Auch Christian Hofer vom Metropol Kino unterstützt das Projekt. „Damit werden Jugendliche schon in jungen Jahren an anspruchsvolles Kino herangeführt und schrecken so auch als Erwachsene nicht vor tiefgründigen Filmen zurück.“

Kick it like Beckham
Der 2002 erschienene Film des indischen Regisseurs Gurinder Chadha setzt sich mit den Themen Integration und Kulturunterschiede auseinander. Er handelt von einem jungen Mädchen, das als Tochter einer in Großbritannien lebenden Familie mit indischen Wurzeln zwischen traditionellen Rollenerwartungen und ihrer Liebe zum Fußballsport hin- und hergerissen ist. Er zeigt, wie Sport diese kulturellen Gegensätze überwinden kann.

Bulb fiction
Der österreichische Dokumentarfilm von Christoph Mayr nimmt das Verbot von Glühlampen zum Anlass, um Macht und Machenschaften der Industrie und den Widerstand gegen die flächendeckende Einführung der Energiesparlampen zu portraitieren.

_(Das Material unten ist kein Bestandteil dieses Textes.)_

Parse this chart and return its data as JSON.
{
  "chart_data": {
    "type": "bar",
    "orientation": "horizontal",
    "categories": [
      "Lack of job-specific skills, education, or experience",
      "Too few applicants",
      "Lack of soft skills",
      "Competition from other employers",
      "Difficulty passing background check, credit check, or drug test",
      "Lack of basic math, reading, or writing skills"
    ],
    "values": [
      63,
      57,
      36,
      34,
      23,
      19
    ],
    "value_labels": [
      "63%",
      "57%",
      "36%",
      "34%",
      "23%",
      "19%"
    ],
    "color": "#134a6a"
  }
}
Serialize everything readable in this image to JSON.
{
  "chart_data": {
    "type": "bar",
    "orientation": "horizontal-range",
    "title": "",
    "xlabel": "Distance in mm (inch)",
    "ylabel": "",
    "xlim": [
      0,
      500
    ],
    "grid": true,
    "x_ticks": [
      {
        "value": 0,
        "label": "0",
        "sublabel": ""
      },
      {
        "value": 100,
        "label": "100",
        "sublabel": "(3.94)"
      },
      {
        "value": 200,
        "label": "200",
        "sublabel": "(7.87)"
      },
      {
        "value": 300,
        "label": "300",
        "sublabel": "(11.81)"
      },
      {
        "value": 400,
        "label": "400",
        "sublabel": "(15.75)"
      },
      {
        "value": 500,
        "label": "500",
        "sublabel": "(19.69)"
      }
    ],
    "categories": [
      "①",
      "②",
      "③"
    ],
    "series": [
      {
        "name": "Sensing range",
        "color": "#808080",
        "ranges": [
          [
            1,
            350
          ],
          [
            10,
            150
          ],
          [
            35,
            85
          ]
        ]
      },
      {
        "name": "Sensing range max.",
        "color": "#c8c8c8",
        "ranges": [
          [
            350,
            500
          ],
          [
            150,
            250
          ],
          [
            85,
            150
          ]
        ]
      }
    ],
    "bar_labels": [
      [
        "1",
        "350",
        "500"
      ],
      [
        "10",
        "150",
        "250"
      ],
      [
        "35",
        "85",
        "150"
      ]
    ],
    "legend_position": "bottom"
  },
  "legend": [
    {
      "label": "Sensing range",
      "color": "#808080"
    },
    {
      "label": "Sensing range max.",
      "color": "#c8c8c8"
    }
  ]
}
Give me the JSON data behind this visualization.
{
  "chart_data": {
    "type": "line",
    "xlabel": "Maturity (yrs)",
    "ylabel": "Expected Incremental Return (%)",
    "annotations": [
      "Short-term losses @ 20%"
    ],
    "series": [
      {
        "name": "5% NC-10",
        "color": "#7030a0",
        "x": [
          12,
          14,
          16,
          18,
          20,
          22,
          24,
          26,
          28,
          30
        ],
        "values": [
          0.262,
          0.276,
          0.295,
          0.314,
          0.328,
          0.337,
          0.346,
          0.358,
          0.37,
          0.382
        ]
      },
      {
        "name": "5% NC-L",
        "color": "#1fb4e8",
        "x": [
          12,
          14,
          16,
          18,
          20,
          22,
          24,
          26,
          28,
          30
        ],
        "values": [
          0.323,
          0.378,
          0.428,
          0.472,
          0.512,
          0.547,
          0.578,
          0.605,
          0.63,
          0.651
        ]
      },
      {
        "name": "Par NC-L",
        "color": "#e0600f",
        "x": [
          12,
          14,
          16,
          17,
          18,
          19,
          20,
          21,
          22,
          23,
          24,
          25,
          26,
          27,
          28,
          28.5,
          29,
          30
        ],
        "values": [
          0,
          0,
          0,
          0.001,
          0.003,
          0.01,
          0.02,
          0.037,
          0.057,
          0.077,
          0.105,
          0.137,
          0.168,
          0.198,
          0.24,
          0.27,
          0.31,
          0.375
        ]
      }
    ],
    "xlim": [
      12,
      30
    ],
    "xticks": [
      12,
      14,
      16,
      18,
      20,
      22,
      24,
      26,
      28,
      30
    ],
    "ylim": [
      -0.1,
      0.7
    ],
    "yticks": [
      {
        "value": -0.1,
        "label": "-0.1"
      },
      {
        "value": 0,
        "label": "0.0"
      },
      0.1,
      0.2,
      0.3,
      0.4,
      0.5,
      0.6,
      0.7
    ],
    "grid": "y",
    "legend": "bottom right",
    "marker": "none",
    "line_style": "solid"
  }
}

Die Themen Lobbying und politische Einflussnahme werden auf spannende und kritische Weise verdeutlicht.

Bowling for Columbine
Der mit einem Oskar für den besten Dokumentarfilm ausgezeichnete Film von Regisseur Micheal Moore ist eine kritische Auseinandersetzung mit dem amerikanischen Waffengesetzt, das jedem Bürger ein Grundrecht auf Waffenbesitz zuerkennt, und mit der großen Paranoia und Angst, die in der amerikanischen Gesellschaft tief verankert ist. Ausgehend vom Schulmassaker von Littleton 1999, bei dem zwei Schüler der Columbine High School zwölf Mitschüler, einen Lehrer und sich selbst erschossen haben, zeigt der Film Interviews und Gespräche mit Amerikanern und Kanadiern zum Thema US Waffenhandel.